O segundo é o argumento do ensino privado ou, mais chocante ainda, do ensino doméstico: “se não queres, vai para um colégio”; “ou ficas em casa, no doméstico”. A escola pública é para todos, não é só para a esquerda, não é o colégio particular da esquerda. Tem de respeitar todas as famílias, em igualdade, tanto as que pensam à esquerda, como as que pensam à direita. Não pode pisar, nem ofender convicções e sensibilidade protegidas pelos direitos fundamentais.
O terceiro é o argumento de autoridade: a lei é para cumprir, o Ministério é que sabe, o Ministério é que manda, “daqui a pouco cada pai faz o que quer”. É o argumento característico da cultura “atento, venerador e obrigado”, da vénia perante o poder, da ignorância ou desvalorização de direitos e garantias perante o Estado. Em suma, é o espelho de uma cidadania ausente, muito frágil, agachada, sempre disponível para amochar.
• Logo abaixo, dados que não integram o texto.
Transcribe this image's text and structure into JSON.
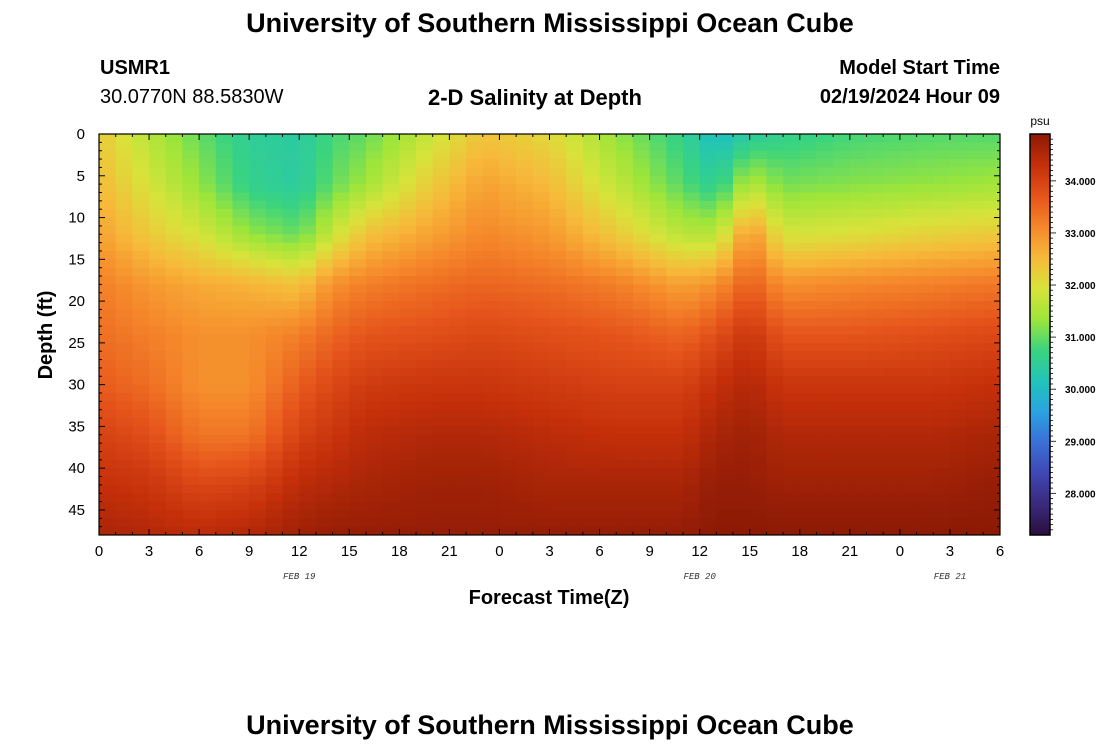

Por isso é tão importante esta luta. Em Cidadania e Desenvolvimento, estas crianças e seus pais, levantando-se, dão a todos uma lição de cidadania pela liberdade de educação e de consciência. Convidam-nos a sermos, consigo, cidadãos e, na linguagem da esquerda, defendermos as “conquistas de Abril”, coincidentes, aqui, com princípios de Direito Natural.
O Ministério deve ensinar cidadania. Não a deve combater.